As Cidades e As Coisas,

Menos Estado na regulação das cidades?

Alain Bertaud apresenta princípios da economia urbana e defende menos planejamento, mas oferece visão limitada

19jul2023 | Edição #72

Mais da metade da população do mundo e 85% dos brasileiros vivem em áreas urbanas. Não é segredo que quem mora nas cidades convive com problemas graves: desemprego, alto custo da moradia, congestionamentos, mobilidade precária. O urbanista Alain Bertaud aponta culpados diretos: os planejadores urbanos que, ignorantes dos achados da Economia Urbana, impuseram regras arbitrárias ao desenvolvimento imobiliário.

Em Ordem sem design: como os mercados moldam as cidades, o autor propõe apresentar os fundamentos da economia urbana para planejadores e defende uma radical desregulamentação das cidades. Bertaud sugere que as cidades devem ser encaradas como mercados de trabalho, que se beneficiam com a proximidade, a aglomeração e a mobilidade. Passa, então, por tópicos sobre a forma urbana, preços da terra, densidades populacionais, mobilidade e acessibilidade de moradia, apontando caminhos para discutir temas que estão em voga nos debates atuais sobre cidades.
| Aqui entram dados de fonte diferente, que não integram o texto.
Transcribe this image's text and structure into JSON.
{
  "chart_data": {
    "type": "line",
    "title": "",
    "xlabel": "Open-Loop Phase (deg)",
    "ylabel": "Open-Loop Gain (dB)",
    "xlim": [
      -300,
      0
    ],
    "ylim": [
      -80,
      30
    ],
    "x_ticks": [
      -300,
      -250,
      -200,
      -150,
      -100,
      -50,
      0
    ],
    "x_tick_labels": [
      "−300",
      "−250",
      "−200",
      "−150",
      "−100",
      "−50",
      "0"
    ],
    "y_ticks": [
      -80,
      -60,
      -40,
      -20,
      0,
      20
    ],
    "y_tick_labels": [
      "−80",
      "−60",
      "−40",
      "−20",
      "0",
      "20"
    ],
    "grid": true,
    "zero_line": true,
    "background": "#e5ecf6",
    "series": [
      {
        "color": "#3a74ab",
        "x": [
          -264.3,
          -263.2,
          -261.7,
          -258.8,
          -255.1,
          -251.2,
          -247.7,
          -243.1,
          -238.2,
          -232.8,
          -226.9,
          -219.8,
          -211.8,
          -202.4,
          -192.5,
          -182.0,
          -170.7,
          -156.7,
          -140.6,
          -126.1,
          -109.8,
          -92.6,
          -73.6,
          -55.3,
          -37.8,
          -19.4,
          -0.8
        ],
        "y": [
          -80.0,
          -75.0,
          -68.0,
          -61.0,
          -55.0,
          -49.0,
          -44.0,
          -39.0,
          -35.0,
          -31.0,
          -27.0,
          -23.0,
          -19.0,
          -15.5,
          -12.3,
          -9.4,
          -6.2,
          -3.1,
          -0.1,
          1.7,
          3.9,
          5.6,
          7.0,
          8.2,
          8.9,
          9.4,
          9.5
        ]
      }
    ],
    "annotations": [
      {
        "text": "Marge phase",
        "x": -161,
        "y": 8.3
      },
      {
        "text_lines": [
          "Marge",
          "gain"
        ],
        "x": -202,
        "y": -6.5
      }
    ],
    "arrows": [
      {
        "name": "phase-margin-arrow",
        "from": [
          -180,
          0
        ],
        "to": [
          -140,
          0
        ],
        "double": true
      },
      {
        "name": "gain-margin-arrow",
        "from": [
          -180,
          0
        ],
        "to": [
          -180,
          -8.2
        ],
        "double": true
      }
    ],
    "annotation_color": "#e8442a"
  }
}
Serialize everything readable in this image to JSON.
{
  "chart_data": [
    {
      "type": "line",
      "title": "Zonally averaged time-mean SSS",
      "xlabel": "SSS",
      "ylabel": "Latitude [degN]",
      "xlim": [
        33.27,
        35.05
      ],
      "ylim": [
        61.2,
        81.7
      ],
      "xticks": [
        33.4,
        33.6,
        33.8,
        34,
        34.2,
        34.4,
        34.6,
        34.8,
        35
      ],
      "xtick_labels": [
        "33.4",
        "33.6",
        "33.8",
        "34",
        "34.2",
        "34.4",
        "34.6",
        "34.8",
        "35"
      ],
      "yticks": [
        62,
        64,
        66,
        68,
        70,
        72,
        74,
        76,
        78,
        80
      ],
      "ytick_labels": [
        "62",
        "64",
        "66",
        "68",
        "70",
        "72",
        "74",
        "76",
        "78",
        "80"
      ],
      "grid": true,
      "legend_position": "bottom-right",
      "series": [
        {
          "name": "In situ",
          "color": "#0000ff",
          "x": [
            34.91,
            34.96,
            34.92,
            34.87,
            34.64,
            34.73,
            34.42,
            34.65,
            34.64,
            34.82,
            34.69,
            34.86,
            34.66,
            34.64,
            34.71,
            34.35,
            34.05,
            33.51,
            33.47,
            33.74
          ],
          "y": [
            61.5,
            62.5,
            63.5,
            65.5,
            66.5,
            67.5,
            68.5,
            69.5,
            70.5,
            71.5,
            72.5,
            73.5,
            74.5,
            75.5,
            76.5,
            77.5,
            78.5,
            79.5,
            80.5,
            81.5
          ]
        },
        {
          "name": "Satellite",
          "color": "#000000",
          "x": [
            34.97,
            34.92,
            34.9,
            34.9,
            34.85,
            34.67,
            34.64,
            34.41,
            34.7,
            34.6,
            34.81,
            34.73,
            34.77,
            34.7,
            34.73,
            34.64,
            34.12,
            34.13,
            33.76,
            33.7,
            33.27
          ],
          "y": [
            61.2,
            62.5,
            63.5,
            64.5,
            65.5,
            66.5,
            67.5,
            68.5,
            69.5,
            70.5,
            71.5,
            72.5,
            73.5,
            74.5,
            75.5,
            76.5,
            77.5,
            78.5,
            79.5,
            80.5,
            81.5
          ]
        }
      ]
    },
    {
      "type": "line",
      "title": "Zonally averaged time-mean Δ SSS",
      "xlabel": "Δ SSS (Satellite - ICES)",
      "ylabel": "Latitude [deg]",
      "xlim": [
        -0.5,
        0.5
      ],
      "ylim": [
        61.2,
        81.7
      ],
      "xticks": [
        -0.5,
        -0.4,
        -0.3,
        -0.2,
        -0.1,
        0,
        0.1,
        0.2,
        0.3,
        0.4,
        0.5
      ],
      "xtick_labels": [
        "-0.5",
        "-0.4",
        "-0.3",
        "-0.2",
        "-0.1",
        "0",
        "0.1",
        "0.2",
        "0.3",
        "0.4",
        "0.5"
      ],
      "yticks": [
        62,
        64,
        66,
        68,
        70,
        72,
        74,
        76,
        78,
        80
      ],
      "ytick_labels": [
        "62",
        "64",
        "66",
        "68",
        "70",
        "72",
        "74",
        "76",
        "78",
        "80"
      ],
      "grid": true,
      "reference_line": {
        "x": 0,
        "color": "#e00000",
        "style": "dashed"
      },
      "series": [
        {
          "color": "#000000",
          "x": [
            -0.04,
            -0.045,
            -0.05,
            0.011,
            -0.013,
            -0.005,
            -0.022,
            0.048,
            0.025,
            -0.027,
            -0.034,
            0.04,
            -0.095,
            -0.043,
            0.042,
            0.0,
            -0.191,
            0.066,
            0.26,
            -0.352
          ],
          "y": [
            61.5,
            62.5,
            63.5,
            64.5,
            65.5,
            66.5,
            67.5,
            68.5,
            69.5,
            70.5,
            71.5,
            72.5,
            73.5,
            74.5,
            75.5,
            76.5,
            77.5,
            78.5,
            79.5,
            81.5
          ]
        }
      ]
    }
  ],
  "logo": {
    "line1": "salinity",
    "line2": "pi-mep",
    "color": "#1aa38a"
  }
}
A proposição no plano de fundo é de que o livre mercado, por meio de sua exigência de ajustes de oferta e demanda, seria o mediador adequado para as disputas em torno do ambiente construído das cidades e que, por isso, a atuação do Estado deveria ser significativamente menor. Para o autor, as intervenções lideradas pelos planejadores urbanos, mesmo que bem-intencionadas, produziram resultados negativos. São vistas como desenraizadas da realidade por se basearem em abordagens normativas, em que eles imporiam às cidades seus valores e formas de pensar.

Bertaud superestima a responsabilidade dos planejadores sobre as formas das cidades

O livro tem o mérito indiscutível de introduzir, em linguagem clara, conceitos da economia urbana. O autor apresenta exemplos que dão vivacidade a conteúdos à primeira vista abstratos e traz simplificações de modelo que permitem um vislumbre de sua operacionalização. O capítulo que trata de mobilidade como uma questão de mercado imobiliário é particularmente interessante por conectar áreas de atuação que nem sempre conversam — como engenharia de transporte e o controle de uso e ocupação do solo — e é quando Bertaud é menos taxativo acerca das melhores soluções.

Mas o livro também traz algumas armadilhas. Apesar dos muitos exemplos, Bertaud raramente oferece uma visualização das nuances e limitações de sua abordagem. Dessa forma, embora dedique quase todas as páginas a apresentar modelos e conceitos da economia urbana, aclara especialmente aqueles aspectos que fortalecem sua visão sobre a necessidade de desregulamentação das cidades. Considerações consolidadas do campo dos estudos urbanos sobre as particularidades dos produtos imobiliários, da questão da propriedade da terra e dos vários aspectos que fazem com que não haja uma concorrência perfeita no mercado de habitação são praticamente ausentes.

Contextos 

Arquiteto de formação, o urbanista francês teve atuação internacional no campo do planejamento urbano, sendo importante nome do Banco Mundial na área, mas vive nos Estados Unidos, onde é professor na Universidade de Nova York. Naquele país, regras rígidas de uso e ocupação do solo definem que a maior parte das áreas urbanas só pode ser ocupada por casas isoladas nos lotes e destinadas ao uso unifamiliar. Esse zoning unifamiliar, cuja merecida crítica tem crescido no contexto norte-americano, não encontra paralelos em escala no resto do mundo e está ligado à lógica dos subúrbios, da segregação e do espraiamento baseado no uso do automóvel que caracterizam a urbanização no país. Assim, é preciso cuidado ao fazer transposições para outros contextos urbanos.

Além disso, Bertaud superestima a responsabilidade dos planejadores sobre a determinação das formas das cidades. Equiparar a ação do Estado à prática de profissionais de planejamento talvez faça sentido no contexto de sua experiência pessoal, como um grande consultor internacional, mas pouco reflete a realidade. O lugar da política, o inerente conflito de interesses na produção do espaço urbano e a capacidade de grupos imporem sua agenda no desenvolvimento das cidades passam ao largo da discussão, e alguns discursos urbanísticos, como as propostas do Plan Voisin de Le Corbusier, são utilizados como espantalhos da reflexão e das práticas do campo do planejamento urbano.

Quem escreveu esse texto

Tadeu Lara Baltar da Rocha

É mestre em arquitetura e urbanismo pela USP

Matéria publicada na edição impressa #72 em julho de 2023.